Francis Ricken*

Com a declaração de pandemia pela OMS, estamos vivendo medidas drásticas de isolamento social e restrição de circulação, mas outro problema se torna importante: as eleições municipais em outubro deste ano. Em tempos de normalidade, as articulações políticas e organização da disputa eleitoral estariam a pleno vapor, mas estamos em um momento de exceção. Diante de tal quadro, está em tramitação na Câmara dos Deputados a PEC 56/19, com o objetivo de prorrogar os mandatos dos atuais prefeitos e vereadores, mantendo-os no exercício do cargo até 2023, sem que a população seja consultada sobre sua permanência.

Resolver problemas complexos com soluções mágicas não é uma boa saída, ainda mais quando falamos de algo tão caro para os sistemas democráticos, como a escolha de representantes. Tal alteração, aparentemente simples, colocará em xeque valores fundamentais da nossa república, como a periodicidade dos mandatos eleitorais e o voto direto. Ampliar mandatos parece uma decisão sensata, mas pode ser algo “viciante”, que pode abrir caminho para a ampliação de novos mandatos e ser fatal para nosso sistema democrático. Consultar o povo de maneira periódica sobre a permanência ou não de seus políticos é um ponto elementar das democracia, e deixar isso de lado não é algo negociável. A extensão dos mandatos pode ferir a periodicidade das eleições, tendo em vista que essa ampliação não foi aventada antes do período eleitoral de 2016. É como se estivéssemos disputando um jogo e no meio do caminho as regras fossem alteradas, com toda certeza algum participante se sentirá injustiçado, e isso é muito grave para um modelo democrático.

Muitos especialistas consideram que a ampliação de mandatos é uma saída para a unificação de estatísticas em todas as esferas, onde ou ele vota em todas as cargas, desde o presidente até o verificador em um único momento. Uma lógica de unificação não me parece algo apropriado pela complexidade do nosso modelo político, e me parece o fim das discussões no âmbito municipal e até o mesmo estado, que será eclipsado pelos leis no âmbito federal. Modelos democráticos que adotaram uma unificação de leis para todos os custos, não têm lógica de descentralização do poder político que temos, e são modelos que não são administrados pela administração municipal ou uma extensão do governo central.

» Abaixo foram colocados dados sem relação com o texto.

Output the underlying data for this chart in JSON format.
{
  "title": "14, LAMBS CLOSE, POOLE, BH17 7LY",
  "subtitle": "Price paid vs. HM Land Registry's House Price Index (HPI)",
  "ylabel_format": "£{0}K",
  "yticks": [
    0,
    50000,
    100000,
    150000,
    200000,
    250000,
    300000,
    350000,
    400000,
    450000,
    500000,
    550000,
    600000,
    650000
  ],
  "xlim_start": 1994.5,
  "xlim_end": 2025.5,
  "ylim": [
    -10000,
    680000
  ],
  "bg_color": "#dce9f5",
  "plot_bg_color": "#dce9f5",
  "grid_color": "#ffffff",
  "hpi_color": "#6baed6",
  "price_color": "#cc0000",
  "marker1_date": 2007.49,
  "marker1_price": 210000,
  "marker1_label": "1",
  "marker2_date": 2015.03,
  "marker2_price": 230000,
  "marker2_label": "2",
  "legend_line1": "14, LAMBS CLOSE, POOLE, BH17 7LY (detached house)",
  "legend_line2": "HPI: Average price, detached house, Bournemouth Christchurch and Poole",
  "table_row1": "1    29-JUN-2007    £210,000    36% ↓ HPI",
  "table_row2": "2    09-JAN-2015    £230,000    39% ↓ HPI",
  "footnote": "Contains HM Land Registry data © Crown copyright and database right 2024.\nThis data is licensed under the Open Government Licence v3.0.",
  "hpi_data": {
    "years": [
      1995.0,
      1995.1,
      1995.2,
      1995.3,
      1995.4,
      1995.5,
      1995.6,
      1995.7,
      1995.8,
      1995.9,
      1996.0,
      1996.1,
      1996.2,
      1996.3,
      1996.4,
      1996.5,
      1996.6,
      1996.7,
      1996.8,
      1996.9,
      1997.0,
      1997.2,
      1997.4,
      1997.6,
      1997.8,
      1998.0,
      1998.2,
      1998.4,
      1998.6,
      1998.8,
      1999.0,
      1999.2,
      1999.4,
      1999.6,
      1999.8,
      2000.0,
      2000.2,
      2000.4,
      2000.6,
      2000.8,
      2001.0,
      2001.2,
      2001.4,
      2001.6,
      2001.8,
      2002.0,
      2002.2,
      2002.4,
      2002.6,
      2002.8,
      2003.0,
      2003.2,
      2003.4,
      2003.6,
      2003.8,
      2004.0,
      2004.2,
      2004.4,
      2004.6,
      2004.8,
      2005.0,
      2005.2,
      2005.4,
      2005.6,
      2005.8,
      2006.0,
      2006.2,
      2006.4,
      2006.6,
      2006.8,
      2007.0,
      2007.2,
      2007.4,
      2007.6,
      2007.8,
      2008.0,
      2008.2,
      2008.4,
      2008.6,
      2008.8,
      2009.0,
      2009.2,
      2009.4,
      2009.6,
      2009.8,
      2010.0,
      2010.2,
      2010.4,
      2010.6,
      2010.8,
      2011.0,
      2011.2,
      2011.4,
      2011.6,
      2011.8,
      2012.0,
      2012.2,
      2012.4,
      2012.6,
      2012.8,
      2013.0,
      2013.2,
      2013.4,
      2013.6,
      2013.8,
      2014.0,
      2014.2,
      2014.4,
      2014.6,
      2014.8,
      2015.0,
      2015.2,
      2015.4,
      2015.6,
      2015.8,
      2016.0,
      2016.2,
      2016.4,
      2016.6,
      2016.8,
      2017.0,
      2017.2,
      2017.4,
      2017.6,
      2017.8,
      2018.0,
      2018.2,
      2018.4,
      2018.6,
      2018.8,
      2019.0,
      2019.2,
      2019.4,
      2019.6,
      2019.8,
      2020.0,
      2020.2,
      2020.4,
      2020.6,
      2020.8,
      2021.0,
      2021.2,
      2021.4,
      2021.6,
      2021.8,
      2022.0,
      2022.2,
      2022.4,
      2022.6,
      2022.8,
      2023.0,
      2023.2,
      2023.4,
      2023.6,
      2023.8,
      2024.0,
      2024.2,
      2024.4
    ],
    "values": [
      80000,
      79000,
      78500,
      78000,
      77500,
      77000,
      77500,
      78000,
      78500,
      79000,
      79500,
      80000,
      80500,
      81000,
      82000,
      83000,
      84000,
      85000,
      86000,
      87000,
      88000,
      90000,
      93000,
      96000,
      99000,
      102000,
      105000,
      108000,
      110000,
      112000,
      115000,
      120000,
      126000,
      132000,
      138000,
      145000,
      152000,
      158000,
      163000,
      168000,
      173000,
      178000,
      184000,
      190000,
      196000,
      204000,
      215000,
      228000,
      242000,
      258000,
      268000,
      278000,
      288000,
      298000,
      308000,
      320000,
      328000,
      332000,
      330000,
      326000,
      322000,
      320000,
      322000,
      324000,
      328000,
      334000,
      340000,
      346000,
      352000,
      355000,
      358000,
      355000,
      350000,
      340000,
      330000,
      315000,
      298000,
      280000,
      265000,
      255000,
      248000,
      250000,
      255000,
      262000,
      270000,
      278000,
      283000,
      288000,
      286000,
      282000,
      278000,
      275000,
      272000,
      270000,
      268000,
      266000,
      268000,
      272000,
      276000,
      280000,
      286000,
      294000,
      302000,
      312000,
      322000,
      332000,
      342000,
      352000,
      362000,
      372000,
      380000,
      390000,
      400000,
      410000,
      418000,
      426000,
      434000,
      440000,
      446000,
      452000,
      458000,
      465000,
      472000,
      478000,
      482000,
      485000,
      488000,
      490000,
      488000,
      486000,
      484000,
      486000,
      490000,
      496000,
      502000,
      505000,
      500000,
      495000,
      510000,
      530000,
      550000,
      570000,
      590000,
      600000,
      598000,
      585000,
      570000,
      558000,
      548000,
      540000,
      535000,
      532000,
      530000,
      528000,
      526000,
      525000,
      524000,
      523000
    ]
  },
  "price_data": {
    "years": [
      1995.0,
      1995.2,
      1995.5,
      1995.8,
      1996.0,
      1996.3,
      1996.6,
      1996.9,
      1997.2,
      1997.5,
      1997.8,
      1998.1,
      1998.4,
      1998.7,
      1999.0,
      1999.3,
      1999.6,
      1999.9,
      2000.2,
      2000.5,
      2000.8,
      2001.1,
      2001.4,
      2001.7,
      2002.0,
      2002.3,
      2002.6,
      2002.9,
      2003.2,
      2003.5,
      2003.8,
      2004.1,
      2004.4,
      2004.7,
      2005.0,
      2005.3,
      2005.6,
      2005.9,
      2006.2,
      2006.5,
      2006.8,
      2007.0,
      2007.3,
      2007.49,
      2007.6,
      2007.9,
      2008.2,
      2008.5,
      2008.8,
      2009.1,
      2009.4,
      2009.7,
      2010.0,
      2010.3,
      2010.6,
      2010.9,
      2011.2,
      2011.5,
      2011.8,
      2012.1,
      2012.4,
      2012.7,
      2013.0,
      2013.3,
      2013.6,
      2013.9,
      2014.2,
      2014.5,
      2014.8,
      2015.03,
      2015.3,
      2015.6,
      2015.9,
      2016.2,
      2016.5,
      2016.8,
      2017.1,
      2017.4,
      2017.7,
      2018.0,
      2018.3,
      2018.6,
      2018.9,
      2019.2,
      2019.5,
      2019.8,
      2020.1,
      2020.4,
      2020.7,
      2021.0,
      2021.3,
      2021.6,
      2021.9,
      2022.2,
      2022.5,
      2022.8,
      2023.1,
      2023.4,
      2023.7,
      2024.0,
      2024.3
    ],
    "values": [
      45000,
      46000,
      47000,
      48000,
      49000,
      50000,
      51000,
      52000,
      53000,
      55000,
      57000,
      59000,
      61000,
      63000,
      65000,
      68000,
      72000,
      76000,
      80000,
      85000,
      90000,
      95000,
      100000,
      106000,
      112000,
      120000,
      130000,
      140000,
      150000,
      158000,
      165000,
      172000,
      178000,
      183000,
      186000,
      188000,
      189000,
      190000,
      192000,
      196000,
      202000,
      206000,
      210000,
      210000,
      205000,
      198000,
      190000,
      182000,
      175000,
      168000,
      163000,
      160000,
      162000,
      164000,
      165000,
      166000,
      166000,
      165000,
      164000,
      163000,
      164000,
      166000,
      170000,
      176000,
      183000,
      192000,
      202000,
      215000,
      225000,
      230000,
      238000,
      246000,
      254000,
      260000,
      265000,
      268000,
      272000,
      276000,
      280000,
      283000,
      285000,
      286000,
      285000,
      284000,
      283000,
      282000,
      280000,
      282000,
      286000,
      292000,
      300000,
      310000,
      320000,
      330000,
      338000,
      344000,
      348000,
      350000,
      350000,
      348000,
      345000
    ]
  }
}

Outro ponto a ser considerado, é uma periodicidade dos processos eleitorais, que garante opções importantes, como a seleção de novos mandatos e, principalmente, a reprovação de políticas que não atendem nossos interesses. O movimento de recondução de mandatos, sem consulta popular, retira uma grande vantagem do nosso sistema eleitoral, que é o poder de escolha. Imagine que você está diante de uma política política na sua cidade, pode identificar uma pandemia após uma administração incompetente por um período de mais dois anos, sem ser consultado?

Sou contrário à extensão de mandatos sem consulta popular, mas acredito que o processo eleitoral terminou de ser adaptado para 2020, com alterações constitucionais que não mudam a periodicidade ou o tempo de mandatos, então, como podemos ter uma futura pandemia política.

* Francis Ricken, advogado, mestre em Ciência Política, professor da Escola de Direito e Ciências Sociais da Universidade Positivo.